How can the same manager being ejected from the game be a good, cheerable act for two opposing teams? It’s only if the content (the manager’s participation in the game) doesn’t matter, only the context (e.g., “our manager is standing up for us!” for the home crowd, and “good for the umpire for not taking his grief!” for when the team is away). The managers and umpires are performing their roles for their audiences– either the other personnel on the field, or perhaps the fans in the stands.
Managers may know this intuitively. Surely they know that both their teams would not do well without a manager long-term, and that they’re unlikely to overturn a call. Yet managers still argue and risk ejection — perhaps because they know it works in a different sense. The argument isn’t actually about the call, as we’ve explored. Instead the performance is done for the benefit of the team.
To ascertain this, our data scientist Justin Filteau pulled the data from all games from 2000-2020 to determine the run scoring environment before and after ejections:
Context | Runs/Inning |
Games without an ejection | 1.05 |
Before ejections | 1.03 |
After ejections | 1.13 |
Run scoring goes up in the innings after an ejection, and quite significantly! Again, the calls themselves aren’t likely to be overturned after an ejection (though it’s particularly funny to imagine an umpire ejecting a manager only to then have second thoughts and reconsider that actually, it was a pretty good point he made and reversing himself). If it was, it could be explained that after an overturned call there are likely more events that would lead to game-deciding actions; but that’s not what’s happening. So the act of ejection must have some other effect, one that goes beyond the manager’s (purported) goal of getting the call “right.”

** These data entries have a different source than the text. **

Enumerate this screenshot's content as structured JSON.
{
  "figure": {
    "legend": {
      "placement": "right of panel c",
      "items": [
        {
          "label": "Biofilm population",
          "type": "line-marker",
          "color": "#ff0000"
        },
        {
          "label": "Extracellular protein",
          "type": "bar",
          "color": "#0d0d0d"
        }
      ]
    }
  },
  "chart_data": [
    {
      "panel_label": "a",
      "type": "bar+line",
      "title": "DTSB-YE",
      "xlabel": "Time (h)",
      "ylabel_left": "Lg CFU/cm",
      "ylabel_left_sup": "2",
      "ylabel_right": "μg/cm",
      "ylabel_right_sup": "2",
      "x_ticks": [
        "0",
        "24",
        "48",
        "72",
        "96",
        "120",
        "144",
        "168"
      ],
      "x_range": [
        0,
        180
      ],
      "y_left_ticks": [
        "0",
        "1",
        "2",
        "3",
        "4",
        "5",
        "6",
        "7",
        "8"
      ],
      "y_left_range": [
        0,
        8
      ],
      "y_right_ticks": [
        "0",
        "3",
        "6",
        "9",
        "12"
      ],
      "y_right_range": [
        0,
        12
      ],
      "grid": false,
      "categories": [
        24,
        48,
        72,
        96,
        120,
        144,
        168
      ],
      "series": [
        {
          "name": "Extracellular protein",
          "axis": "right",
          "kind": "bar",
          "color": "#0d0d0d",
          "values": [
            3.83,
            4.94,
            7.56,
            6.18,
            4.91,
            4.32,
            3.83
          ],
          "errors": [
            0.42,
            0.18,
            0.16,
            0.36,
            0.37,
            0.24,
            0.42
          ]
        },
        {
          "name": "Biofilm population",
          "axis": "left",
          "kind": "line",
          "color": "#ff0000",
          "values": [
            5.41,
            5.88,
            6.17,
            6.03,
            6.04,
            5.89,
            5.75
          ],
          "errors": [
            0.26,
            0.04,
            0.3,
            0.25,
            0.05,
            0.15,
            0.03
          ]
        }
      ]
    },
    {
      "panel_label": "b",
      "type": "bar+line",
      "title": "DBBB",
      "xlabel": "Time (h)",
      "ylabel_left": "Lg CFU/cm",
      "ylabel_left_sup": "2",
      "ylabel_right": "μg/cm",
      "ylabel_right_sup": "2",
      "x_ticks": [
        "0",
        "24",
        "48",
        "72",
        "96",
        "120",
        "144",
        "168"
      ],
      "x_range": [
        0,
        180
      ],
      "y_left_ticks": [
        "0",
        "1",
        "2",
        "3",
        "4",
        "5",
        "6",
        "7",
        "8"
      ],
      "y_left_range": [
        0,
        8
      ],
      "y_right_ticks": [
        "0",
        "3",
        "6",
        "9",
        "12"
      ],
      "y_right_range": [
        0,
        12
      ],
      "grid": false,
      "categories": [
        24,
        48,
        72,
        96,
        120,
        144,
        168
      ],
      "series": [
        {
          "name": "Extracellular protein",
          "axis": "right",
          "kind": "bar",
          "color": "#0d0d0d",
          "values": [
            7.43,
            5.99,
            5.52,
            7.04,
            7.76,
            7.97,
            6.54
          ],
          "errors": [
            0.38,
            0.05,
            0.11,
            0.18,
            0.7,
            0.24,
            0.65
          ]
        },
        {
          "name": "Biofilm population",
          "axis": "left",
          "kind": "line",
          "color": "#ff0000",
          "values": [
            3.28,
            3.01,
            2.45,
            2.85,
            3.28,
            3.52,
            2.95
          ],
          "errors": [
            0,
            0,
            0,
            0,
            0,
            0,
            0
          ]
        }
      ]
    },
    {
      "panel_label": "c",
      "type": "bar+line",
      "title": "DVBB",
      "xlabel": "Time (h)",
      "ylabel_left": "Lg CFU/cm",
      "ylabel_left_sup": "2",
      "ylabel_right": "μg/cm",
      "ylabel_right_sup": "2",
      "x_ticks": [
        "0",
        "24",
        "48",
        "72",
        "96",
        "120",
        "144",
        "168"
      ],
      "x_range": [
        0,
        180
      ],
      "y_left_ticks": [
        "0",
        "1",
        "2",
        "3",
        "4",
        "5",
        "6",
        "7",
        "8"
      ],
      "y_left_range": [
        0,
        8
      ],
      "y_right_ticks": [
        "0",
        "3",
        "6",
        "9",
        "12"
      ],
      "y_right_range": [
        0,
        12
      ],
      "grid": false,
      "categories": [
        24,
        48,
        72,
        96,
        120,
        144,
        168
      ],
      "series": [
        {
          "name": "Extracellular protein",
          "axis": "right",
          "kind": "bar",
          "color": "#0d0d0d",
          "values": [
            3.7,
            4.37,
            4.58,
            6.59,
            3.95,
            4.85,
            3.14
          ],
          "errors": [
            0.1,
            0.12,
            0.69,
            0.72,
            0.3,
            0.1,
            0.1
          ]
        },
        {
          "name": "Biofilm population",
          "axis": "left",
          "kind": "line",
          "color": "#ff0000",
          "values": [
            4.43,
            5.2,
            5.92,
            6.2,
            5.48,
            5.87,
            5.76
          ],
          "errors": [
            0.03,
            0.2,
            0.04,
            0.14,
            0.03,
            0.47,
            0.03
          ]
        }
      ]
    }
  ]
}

Of course, this isn’t to make light of the fact that Major League umpires and managers get paid to do a job and regardless of how lucrative it is, they should still expect to be free from abuse in the workplace. Instead, perhaps a theoretical approach to manager and umpire arguments and objections such as this one can provide a frame through which to view the actions of the opposition.
By all accounts of our working definition of performance art, managerial ejections fit the bill. They are live performances in which meaning is derived only from their context — the content of the arguments or rulebook is almost beside the point.
Managers and umpires are not really arguing balls and strikes. They’re using performance to communicate larger truths or points of view, and if that isn’t art, what is?